Europe can keep buying Russian oil and swelling Putin’s purse, but India, whose economy could be severely damaged due to high oil prices, must shoulder the burden of moral propriety at the cost of harming its economy or else it would be accused of “supporting Russian invasion”.

This presents the context that India finds itself in. Just stopping short of shaming Putin at the UN — for reasons that I have explained at length earlier — India’s tone, tenor and official texts have become steadily critical of Russia with the dragging on of the war.

As recent as on Monday, External Affairs Minister S Jaishankar in a suo motu statement on the floor of the Parliament said: “We have expressed deep concern at the worsening situation and called for immediate cessation of violence and end to all hostilities. Our statements at the Security Council and the General Assembly have urged an urgent ceasefire and ensuring safe passage for stranded civilians… We have reiterated at the highest levels of our leadership to all parties concerned that there is no other choice but the path of diplomacy and dialogue. We have emphasized to all member States of the UN that the global order is anchored on international law, UN Charter and respect for territorial integrity and sovereignty of states.”

This unequivocal condemnation of Russian invasion is not enough to satisfy the levels of moral outrage that the West wants India to express. But Western bloc’s approval is not India’s most pressing concern. The stability, policy predictability and supply chain ease that India needs as facilitators for its economic growth have already been upset by the war. The imposition of tough sanctions on Russia poses further difficulties for India, that has tried to achieve a careful balance between Moscow and Washington because it is not in a position to choose or abandon any of its strategic partners.

Apart from the threat to its economic growth, the war has also shattered one of India’s fundamental tenets of national security, the serviceability of its existing weapons and equipment of Russian origin and future military supplies. Estimates vary, but the latest SIPRI figure of 49 per cent of Russian defence imports (a drop of 53 per cent between 2011-2015 and 2016-2020) still doesn’t present the full picture of a military where “about 60% of the inventory of the three services continues to be of Russian-origin.”

As Manu Pubby notes in Economic Times, among the three services, “the Air Force has the highest dependency on Russian spares and supplies as the bulk of its fighter fleet consists of the Su 30MKI, MiG 29 and MiG 21 fighter jets. While the Su 30MKIs are assembled in India, they are still dependent on regular supply of spares from Russian companies.”

IAF Sukhoi Su-30MKI fighter jets

In a region surrounded by hostile actors (and amid an ongoing border standoff with China), India can ill afford to let its military preparedness be affected by disruption in Russian supply chain, serviceability and availability of spare parts.
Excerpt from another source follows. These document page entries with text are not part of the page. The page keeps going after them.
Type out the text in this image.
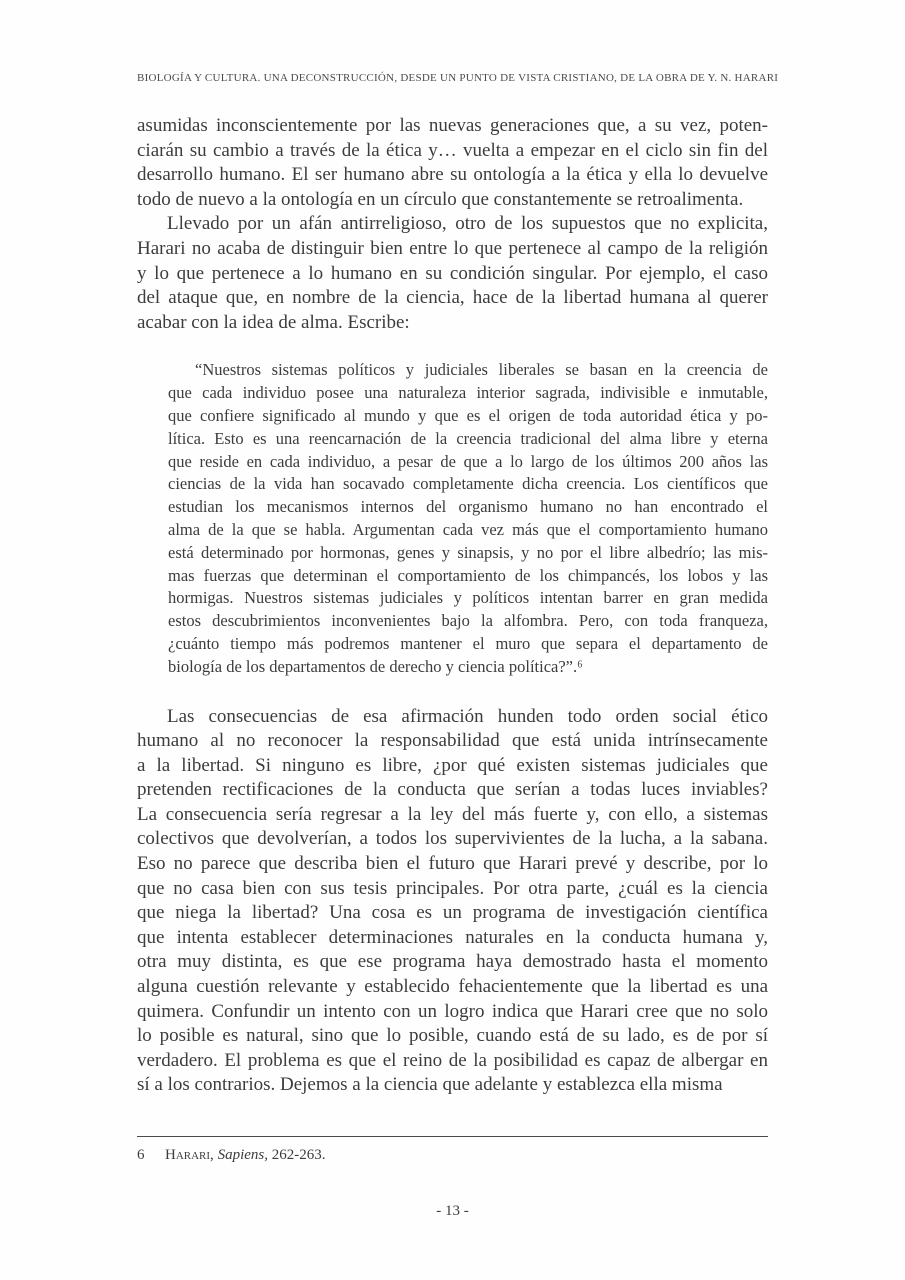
BIOLOGÍA Y CULTURA. UNA DECONSTRUCCIÓN, DESDE UN PUNTO DE VISTA CRISTIANO, DE LA OBRA DE Y. N. HARARI
asumidas inconscientemente por las nuevas generaciones que, a su vez, poten-
ciarán su cambio a través de la ética y… vuelta a empezar en el ciclo sin fin del
desarrollo humano. El ser humano abre su ontología a la ética y ella lo devuelve
todo de nuevo a la ontología en un círculo que constantemente se retroalimenta.
Llevado por un afán antirreligioso, otro de los supuestos que no explicita,
Harari no acaba de distinguir bien entre lo que pertenece al campo de la religión
y lo que pertenece a lo humano en su condición singular. Por ejemplo, el caso
del ataque que, en nombre de la ciencia, hace de la libertad humana al querer
acabar con la idea de alma. Escribe:
“Nuestros sistemas políticos y judiciales liberales se basan en la creencia de
que cada individuo posee una naturaleza interior sagrada, indivisible e inmutable,
que confiere significado al mundo y que es el origen de toda autoridad ética y po-
lítica. Esto es una reencarnación de la creencia tradicional del alma libre y eterna
que reside en cada individuo, a pesar de que a lo largo de los últimos 200 años las
ciencias de la vida han socavado completamente dicha creencia. Los científicos que
estudian los mecanismos internos del organismo humano no han encontrado el
alma de la que se habla. Argumentan cada vez más que el comportamiento humano
está determinado por hormonas, genes y sinapsis, y no por el libre albedrío; las mis-
mas fuerzas que determinan el comportamiento de los chimpancés, los lobos y las
hormigas. Nuestros sistemas judiciales y políticos intentan barrer en gran medida
estos descubrimientos inconvenientes bajo la alfombra. Pero, con toda franqueza,
¿cuánto tiempo más podremos mantener el muro que separa el departamento de
biología de los departamentos de derecho y ciencia política?”.⁶
Las consecuencias de esa afirmación hunden todo orden social ético
humano al no reconocer la responsabilidad que está unida intrínsecamente
a la libertad. Si ninguno es libre, ¿por qué existen sistemas judiciales que
pretenden rectificaciones de la conducta que serían a todas luces inviables?
La consecuencia sería regresar a la ley del más fuerte y, con ello, a sistemas
colectivos que devolverían, a todos los supervivientes de la lucha, a la sabana.
Eso no parece que describa bien el futuro que Harari prevé y describe, por lo
que no casa bien con sus tesis principales. Por otra parte, ¿cuál es la ciencia
que niega la libertad? Una cosa es un programa de investigación científica
que intenta establecer determinaciones naturales en la conducta humana y,
otra muy distinta, es que ese programa haya demostrado hasta el momento
alguna cuestión relevante y establecido fehacientemente que la libertad es una
quimera. Confundir un intento con un logro indica que Harari cree que no solo
lo posible es natural, sino que lo posible, cuando está de su lado, es de por sí
verdadero. El problema es que el reino de la posibilidad es capaz de albergar en
sí a los contrarios. Dejemos a la ciencia que adelante y establezca ella misma
6 Harari, Sapiens, 262-263.
- 13 -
The sanctions will throw an additional spanner into buying of critical defence equipment. With the implementation of AK-203 assault rifles deal signed with Russia last July getting delayed this crisis is evident already.

Worth noting that the defence ministry is undertaking a thorough review of its exposure to and dependence on Russian arms and platforms with a focus on “immediate as well as six month impact of the crisis” but realistically, there are only two ways out of this predicament — indigenisation and diversification of portfolio away from Russian supply chain.

Dhruva Jaishankar notes that the war may speed up India’s push for indigenisation and development of military industrial complex, but as the author himself points out, “given the depth of India-Russia defence relations, a process of indigenisation and diversification will take a decade, if not longer.”

This column doesn’t have an answer to the most pressing question triggered by the war: while India works towards long-term building of capabilities, what happens in the interim if China launches an opportunistic attack? Between navigation of sanctions and an inventory that will surely be depleted by supply chain issues, India will have a lot to worry about.